When you look at the Greek language, (from where many of our words come) you'll find that there are many more words to describe the emotion of 'Love' - 4 that I know of:
Philia - the love between friends (brotherhood).
Storge - the love between a parent and child
Eros - Love between "lovers" from where we get the word erotic etc.
Agape - love in the vocational, self sacrificing sense (many sum it up as love in the "Christian" sense)
Interesting stuff!
Great blog btw, I'll stop by often...
Shalom
When my older son was born, his Japanese grandfather held him in his arms, rocked him back and forth and repeatedly said, "ben-kun daisuki, ben-kun daisuki..." It was then that I decided daisuki also means love depending on the context.
In my 20 years in Japan, I just never heard ai suru, ai shiteiru used except in a song or poem.
Good thoughts!
I've heard a few younguns say the "Ai" but very good point on "Daisuki" as well which pretty much means love too.

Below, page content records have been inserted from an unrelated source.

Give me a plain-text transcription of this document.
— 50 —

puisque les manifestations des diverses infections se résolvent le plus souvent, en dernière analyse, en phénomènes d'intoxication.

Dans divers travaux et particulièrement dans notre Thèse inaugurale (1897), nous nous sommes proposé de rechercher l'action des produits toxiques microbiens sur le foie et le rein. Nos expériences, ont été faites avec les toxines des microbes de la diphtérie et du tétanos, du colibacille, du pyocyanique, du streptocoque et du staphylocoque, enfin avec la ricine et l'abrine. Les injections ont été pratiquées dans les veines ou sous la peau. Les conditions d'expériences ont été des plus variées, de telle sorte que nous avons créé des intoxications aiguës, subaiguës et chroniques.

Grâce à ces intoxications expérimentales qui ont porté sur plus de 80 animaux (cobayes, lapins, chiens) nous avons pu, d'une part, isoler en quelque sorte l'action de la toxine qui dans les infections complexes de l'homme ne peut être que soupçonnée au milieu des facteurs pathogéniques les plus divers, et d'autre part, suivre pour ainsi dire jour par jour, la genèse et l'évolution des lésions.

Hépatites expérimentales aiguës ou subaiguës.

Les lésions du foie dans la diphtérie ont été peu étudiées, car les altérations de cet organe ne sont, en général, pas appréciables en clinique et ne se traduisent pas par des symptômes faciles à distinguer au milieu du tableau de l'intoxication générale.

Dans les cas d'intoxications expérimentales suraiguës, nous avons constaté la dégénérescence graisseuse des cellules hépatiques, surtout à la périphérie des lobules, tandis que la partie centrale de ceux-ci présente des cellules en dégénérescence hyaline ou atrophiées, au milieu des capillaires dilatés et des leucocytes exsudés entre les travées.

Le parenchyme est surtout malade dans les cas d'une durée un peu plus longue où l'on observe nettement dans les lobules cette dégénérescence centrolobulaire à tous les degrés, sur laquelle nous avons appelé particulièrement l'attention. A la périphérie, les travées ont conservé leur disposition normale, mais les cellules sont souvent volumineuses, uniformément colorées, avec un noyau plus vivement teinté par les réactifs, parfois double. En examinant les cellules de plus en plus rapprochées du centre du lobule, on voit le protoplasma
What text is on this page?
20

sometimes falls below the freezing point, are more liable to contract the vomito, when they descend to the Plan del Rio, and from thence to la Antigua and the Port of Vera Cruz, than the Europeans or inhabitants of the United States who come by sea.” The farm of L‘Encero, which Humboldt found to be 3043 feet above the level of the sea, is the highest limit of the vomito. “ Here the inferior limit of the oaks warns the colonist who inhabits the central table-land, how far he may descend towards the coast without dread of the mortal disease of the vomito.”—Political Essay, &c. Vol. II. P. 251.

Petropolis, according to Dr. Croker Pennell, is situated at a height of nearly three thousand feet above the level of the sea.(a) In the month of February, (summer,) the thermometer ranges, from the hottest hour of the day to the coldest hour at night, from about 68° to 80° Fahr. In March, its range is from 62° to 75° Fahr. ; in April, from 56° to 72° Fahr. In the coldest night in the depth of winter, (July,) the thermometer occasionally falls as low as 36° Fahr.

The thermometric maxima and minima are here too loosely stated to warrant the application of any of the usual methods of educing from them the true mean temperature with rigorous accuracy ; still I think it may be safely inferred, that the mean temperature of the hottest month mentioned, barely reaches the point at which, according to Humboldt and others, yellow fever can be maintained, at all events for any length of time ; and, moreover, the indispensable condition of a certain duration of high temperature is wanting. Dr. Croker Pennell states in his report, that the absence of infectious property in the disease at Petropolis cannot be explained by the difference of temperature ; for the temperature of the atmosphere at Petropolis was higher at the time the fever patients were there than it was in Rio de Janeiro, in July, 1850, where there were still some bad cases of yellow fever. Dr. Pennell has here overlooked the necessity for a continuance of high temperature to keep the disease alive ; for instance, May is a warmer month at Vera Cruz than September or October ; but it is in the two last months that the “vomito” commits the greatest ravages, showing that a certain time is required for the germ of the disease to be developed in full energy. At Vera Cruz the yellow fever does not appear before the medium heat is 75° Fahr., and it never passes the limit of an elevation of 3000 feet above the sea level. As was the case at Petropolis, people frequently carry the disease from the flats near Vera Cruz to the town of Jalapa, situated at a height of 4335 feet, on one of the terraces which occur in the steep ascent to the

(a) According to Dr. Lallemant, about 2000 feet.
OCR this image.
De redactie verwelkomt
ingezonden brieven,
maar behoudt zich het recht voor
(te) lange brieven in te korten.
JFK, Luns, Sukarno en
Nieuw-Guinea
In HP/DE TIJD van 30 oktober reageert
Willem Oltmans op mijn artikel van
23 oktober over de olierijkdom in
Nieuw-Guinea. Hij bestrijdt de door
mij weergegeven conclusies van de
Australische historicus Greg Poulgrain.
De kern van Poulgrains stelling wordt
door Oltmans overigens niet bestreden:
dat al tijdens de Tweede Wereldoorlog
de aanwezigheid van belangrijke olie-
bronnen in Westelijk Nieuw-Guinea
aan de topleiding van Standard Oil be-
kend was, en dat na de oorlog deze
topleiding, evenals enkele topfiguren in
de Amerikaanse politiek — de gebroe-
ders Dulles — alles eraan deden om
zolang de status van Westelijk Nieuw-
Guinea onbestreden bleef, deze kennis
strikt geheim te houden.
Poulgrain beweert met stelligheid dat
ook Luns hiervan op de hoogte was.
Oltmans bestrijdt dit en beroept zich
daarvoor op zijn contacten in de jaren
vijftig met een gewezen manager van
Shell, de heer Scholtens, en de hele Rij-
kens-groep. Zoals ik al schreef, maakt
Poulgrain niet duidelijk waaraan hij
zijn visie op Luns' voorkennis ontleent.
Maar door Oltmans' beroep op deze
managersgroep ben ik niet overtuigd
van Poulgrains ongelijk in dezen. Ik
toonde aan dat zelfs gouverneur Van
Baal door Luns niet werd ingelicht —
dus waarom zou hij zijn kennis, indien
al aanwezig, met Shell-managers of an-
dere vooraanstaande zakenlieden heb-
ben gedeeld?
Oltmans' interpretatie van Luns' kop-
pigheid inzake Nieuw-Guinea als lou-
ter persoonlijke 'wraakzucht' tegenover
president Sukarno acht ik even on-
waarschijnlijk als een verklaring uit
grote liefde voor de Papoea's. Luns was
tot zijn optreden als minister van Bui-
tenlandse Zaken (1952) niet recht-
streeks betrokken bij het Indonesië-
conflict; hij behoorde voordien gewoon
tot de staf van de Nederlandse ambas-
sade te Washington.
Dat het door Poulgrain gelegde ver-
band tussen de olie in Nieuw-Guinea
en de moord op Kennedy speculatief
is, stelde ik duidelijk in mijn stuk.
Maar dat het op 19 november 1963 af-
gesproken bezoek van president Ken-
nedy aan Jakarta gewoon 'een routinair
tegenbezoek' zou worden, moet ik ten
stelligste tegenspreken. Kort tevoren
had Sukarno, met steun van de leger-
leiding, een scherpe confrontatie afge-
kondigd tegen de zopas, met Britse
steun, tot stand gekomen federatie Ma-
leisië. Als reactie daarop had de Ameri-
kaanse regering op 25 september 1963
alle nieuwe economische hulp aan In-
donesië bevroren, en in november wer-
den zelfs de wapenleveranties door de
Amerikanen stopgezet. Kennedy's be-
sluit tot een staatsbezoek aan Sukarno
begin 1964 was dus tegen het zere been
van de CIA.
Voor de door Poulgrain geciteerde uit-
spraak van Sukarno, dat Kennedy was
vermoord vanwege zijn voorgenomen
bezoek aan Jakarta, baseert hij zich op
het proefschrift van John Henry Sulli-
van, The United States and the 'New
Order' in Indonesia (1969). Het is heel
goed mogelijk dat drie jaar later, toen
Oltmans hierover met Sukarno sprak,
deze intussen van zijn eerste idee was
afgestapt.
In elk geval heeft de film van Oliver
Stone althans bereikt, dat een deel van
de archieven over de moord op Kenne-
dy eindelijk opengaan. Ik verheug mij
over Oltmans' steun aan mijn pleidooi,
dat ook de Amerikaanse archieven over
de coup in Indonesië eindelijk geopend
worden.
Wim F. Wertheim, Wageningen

Probably a bit late, but congrats on the kids! :D
My Japanese wife went off to Australia for 3 months to learn English about 9 years ago. Upon leaving, her parents said to her "Genki de ne" and at the time I thought that to be strange as no "Anata wa daisuki" was said. In hindsight I now realise that "Genki de ne" was the same as "we love you and take care" and feel foolish for not realising it!!
Japanese do say "I love you" in many ways!!
Keith
Hmmm... I can see what you mean but that's a fine line between assuming that's what they meant and them actually saying it.
To me that's basically "Have fun and be safe". Which is pretty much the equivalent of what and English speaking person would say.
I stand by my original post but we have to also be careful about putting words in other people's mouths.
If my brother said "Have a good flight" to me. I know he still loves me.... but he didn't say it. Not that it's that important, I'm just saying. ;)
Greek is better for the concept of love than English.
Greek words for love
The Japanese don't say "I love you" like Western people do, because of cultural differences. They generally don't express their love openly. They believe that love can be expressed by manners (acting (showing the love) is more important than saying).